Autopsy is a digital forensics program for Windows developed to analyze RAW or E01 disk images, local drives, and directories to ascertain potential causes of an event. It features support for a wide range of file system types, including NTFS, FAT, HFS, Ext2, Ext3, and UFS.

Start new case

With the aid of the included wizards, you can initiate a new case by simply clicking on the Next button. Various analysis modules are available for selection. It is possible to present information on recent actions, conduct hash lookups, extract archives, parse EXIF images, and more.

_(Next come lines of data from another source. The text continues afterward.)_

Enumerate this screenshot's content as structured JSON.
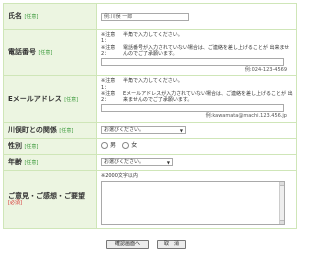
{
  "form": {
    "name": {
      "label": "氏名",
      "tag": "[任意]",
      "placeholder": "例:川俣 一郎"
    },
    "phone": {
      "label": "電話番号",
      "tag": "[任意]",
      "note1_key": "※注意1：",
      "note1": "半角で入力してください。",
      "note2_key": "※注意2：",
      "note2": "電話番号が入力されていない場合は、ご連絡を差し上げることが 出来ませんのでご了承願います。",
      "example": "例:024-123-4569"
    },
    "email": {
      "label": "Eメールアドレス",
      "tag": "[任意]",
      "note1_key": "※注意1：",
      "note1": "半角で入力してください。",
      "note2_key": "※注意2：",
      "note2": "Eメールアドレスが入力されていない場合は、ご連絡を差し上げることが 出来ませんのでご了承願います。",
      "example": "例:kawamata@machi.123.456.jp"
    },
    "relation": {
      "label": "川俣町との関係",
      "tag": "[任意]",
      "selected": "お選びください。"
    },
    "gender": {
      "label": "性別",
      "tag": "[任意]",
      "options": [
        "男",
        "女"
      ]
    },
    "age": {
      "label": "年齢",
      "tag": "[任意]",
      "selected": "お選びください。"
    },
    "opinion": {
      "label": "ご意見・ご感想・ご要望",
      "tag": "[必須]",
      "hint": "※2000文字以内"
    }
  },
  "buttons": {
    "confirm": "確認画面へ",
    "cancel": "取　消"
  }
}
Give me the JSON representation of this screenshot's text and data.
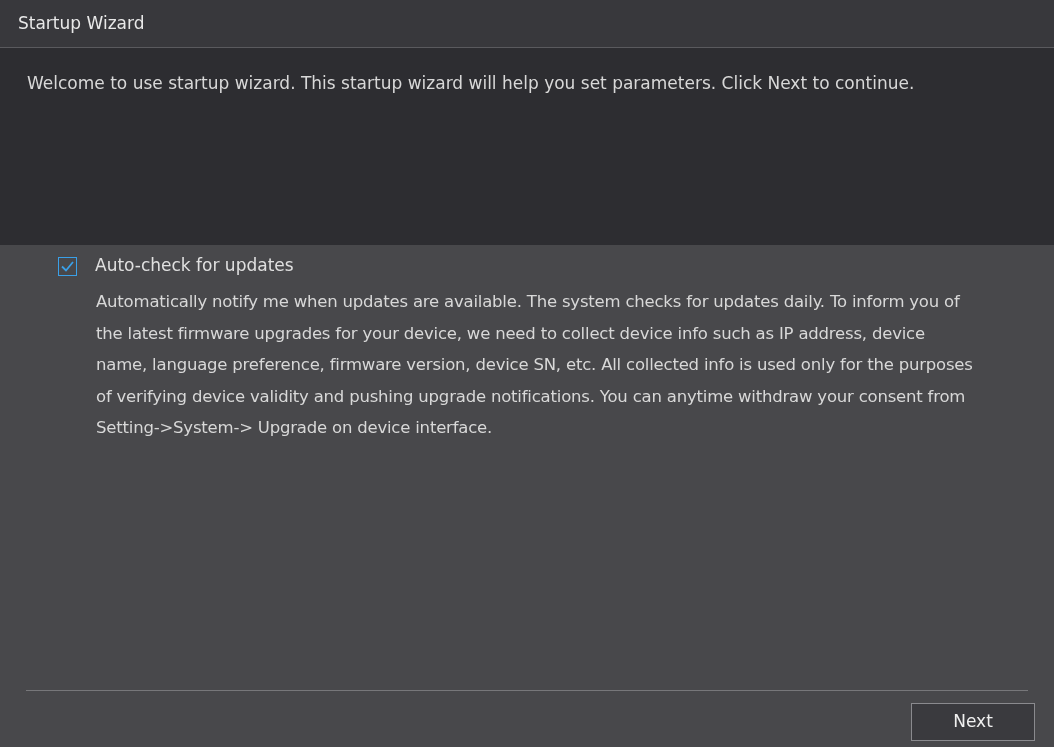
{
  "window": {
    "title": "Startup Wizard"
  },
  "welcome": "Welcome to use startup wizard. This startup wizard will help you set parameters. Click Next to continue.",
  "auto_check": {
    "label": "Auto-check for updates",
    "checked": true,
    "description": "Automatically notify me when updates are available. The system checks for updates daily. To inform you of the latest firmware upgrades for your device, we need to collect device info such as IP address, device name, language preference, firmware version, device SN, etc. All collected info is used only for the purposes of verifying device validity and pushing upgrade notifications. You can anytime withdraw your consent from Setting->System-> Upgrade on device interface."
  },
  "buttons": [
    "Next"
  ]
}
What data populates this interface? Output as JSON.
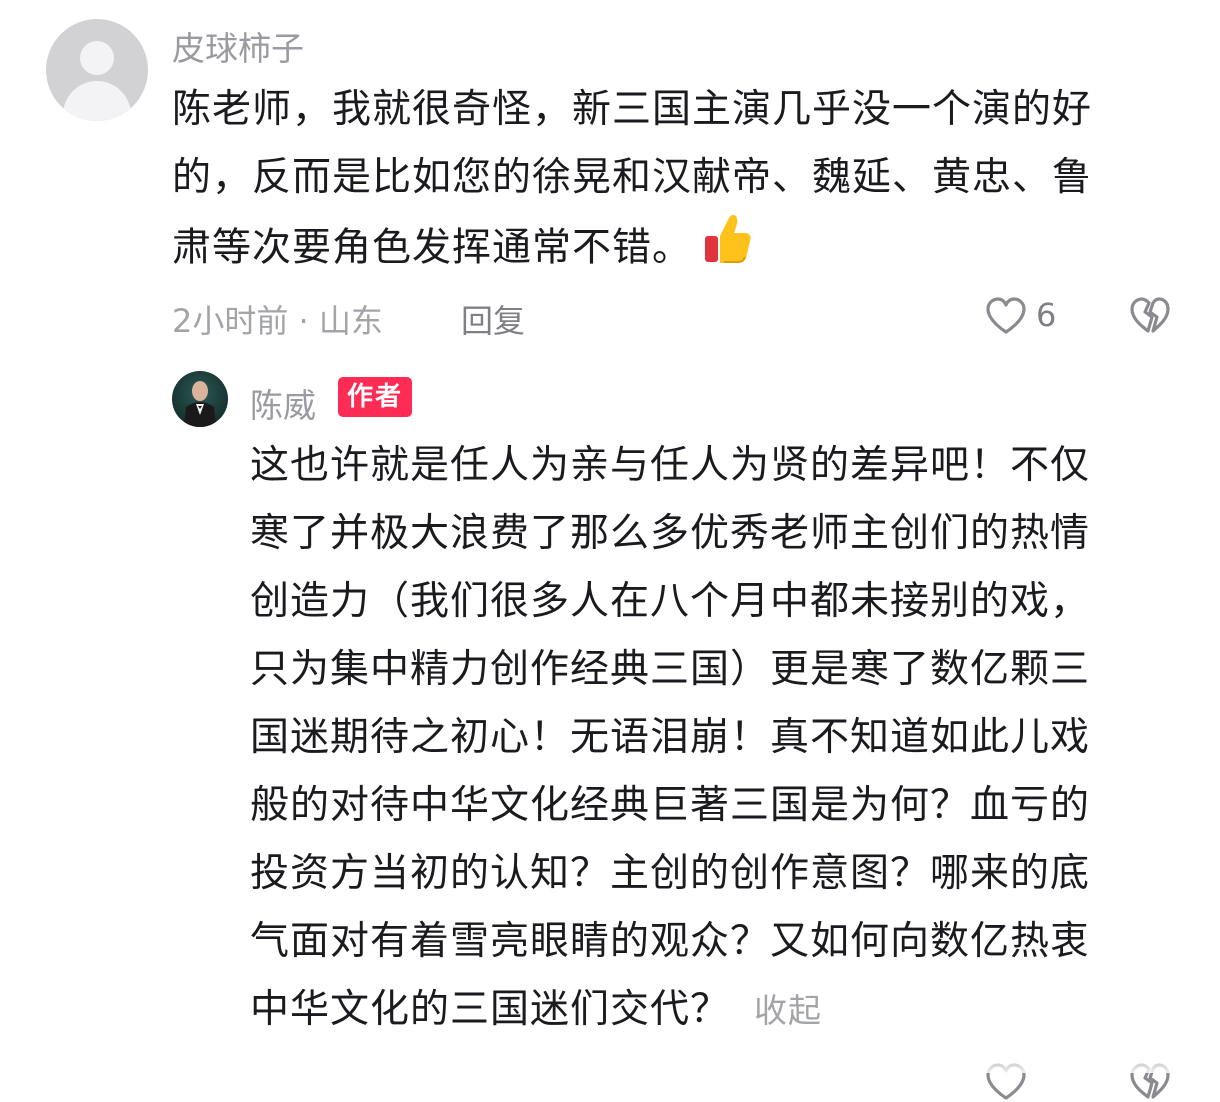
{
  "comment": {
    "username": "皮球柿子",
    "text_lines": [
      "陈老师，我就很奇怪，新三国主演几乎没一个演的好",
      "的，反而是比如您的徐晃和汉献帝、魏延、黄忠、鲁",
      "肃等次要角色发挥通常不错。"
    ],
    "emoji": "thumbs-up",
    "time_location": "2小时前 · 山东",
    "reply_label": "回复",
    "like_count": "6"
  },
  "reply": {
    "username": "陈威",
    "badge": "作者",
    "text_lines": [
      "这也许就是任人为亲与任人为贤的差异吧！不仅",
      "寒了并极大浪费了那么多优秀老师主创们的热情",
      "创造力（我们很多人在八个月中都未接别的戏，",
      "只为集中精力创作经典三国）更是寒了数亿颗三",
      "国迷期待之初心！无语泪崩！真不知道如此儿戏",
      "般的对待中华文化经典巨著三国是为何？血亏的",
      "投资方当初的认知？主创的创作意图？哪来的底",
      "气面对有着雪亮眼睛的观众？又如何向数亿热衷",
      "中华文化的三国迷们交代？"
    ],
    "collapse_label": "收起",
    "accent_color": "#fe2c55"
  },
  "icons": {
    "like": "heart-outline-icon",
    "dislike": "broken-heart-icon",
    "avatar_default": "default-avatar-icon"
  }
}
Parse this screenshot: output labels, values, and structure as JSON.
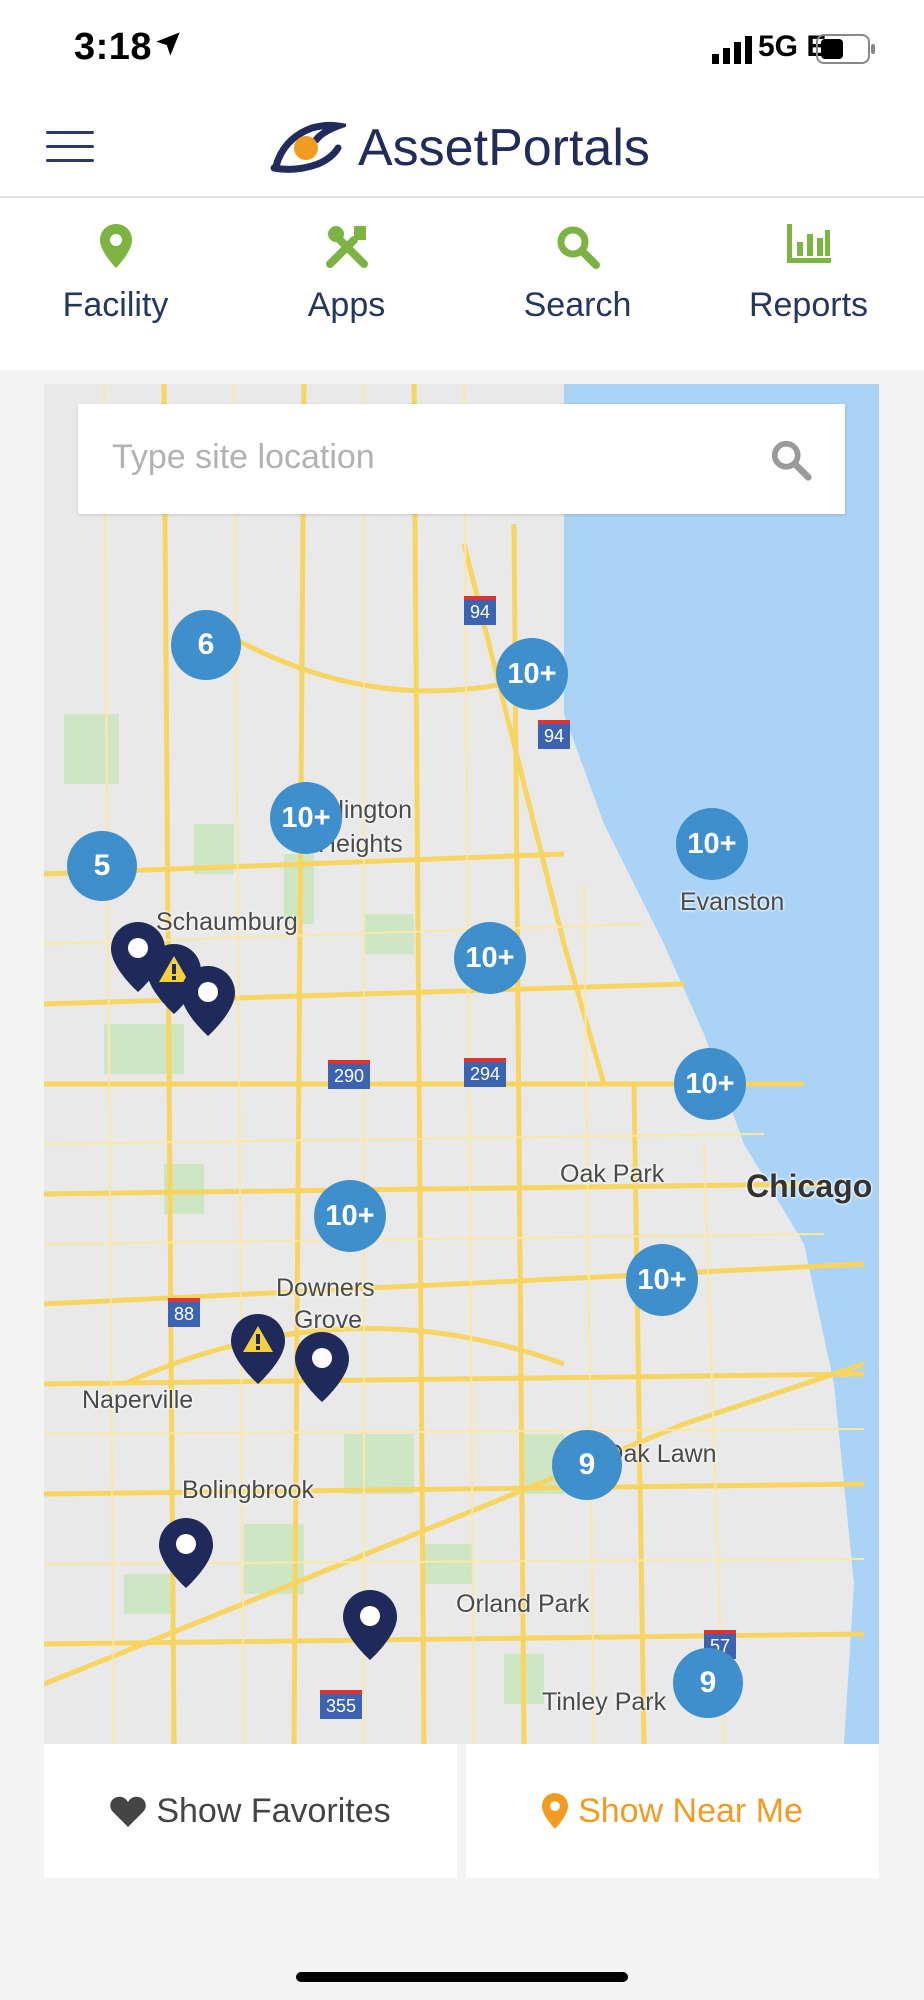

A key benefit of this utility lies in the incorporation of the ingest method. Basically, it allows analysis results to be accessible as they are generated in real time. This eliminates the need to wait for the entire process to conclude first.

Digital forensics tools

Hash lookup operations are designed to identify malware files and other issues requiring attention. The program conducts this procedure across various formats. Relying on Apache Solr, the keyword search module empowers you to define strings and offers support for regular expressions.

The software also serves for the extraction of URLs, bookmarks, and downloaded files from browsers. It enables the viewing of installed applications, analysis of the registry, and retrieval of email addresses and IDs associated with connected devices.

Features

free to download and use;
compatible with modern Windows versions;
allows you to investigate computer events;
you can analyze disk images and drives;
it is possible to extract email addresses.